Anti Pirate measures have also been shown in study after study to not reduce piracy or improve game sales. Reason is economics 101: You can't count a potential sale as a sale. If someone is not willing to purchase your game, but pirate it. They're not going to purchase it if they suddenly can't pirate it. Whole industry admitted this before jumping on the Denuvo bandwagon (whose shills you can see in this thread defending it).
Do you know why it took so long to crack? Denuvo was paying off crack teams in the tune of 100k a person. That's not a conspiracy the company admits to doing it along with Square Enix. The latest crew didn't take the money and also released a step by step method to cracking the game. Denuvo is finished, the industry will become really pro consumer for a while before they find another anti consumer DRM measure to implement and then the process will repeat itself, because 1) Investors are as greedy as they are stupid. 2) Consumers are absolute idiots.
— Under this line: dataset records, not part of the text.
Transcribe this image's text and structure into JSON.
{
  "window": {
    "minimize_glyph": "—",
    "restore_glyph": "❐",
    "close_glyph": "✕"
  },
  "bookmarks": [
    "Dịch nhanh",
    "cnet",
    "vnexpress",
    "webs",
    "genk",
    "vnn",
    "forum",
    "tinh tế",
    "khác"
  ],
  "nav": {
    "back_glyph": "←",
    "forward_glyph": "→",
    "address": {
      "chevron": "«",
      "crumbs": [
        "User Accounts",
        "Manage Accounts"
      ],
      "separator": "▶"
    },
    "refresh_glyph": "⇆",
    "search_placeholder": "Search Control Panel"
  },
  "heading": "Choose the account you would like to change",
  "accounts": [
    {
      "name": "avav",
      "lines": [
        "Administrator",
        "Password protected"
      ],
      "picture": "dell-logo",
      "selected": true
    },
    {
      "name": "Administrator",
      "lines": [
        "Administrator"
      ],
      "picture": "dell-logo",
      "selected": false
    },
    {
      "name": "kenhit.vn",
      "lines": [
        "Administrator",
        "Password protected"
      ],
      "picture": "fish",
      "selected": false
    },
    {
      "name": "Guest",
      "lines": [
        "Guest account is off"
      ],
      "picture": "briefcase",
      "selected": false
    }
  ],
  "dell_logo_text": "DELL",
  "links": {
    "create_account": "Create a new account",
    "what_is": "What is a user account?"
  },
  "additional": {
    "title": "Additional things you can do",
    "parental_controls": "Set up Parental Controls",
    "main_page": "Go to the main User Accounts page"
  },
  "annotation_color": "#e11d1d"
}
Case in point those defending a measure that means they can never own the game they paid money for and will no longer be able to play when Denuvo's servers go down, which given the recent security breach that included their next model denuvo and the fact it's followed the typical pattern for it's model (it's used in automotive repair software), should be in about a year, since pirates not break it in 3 days regardless if the game is worth pirating.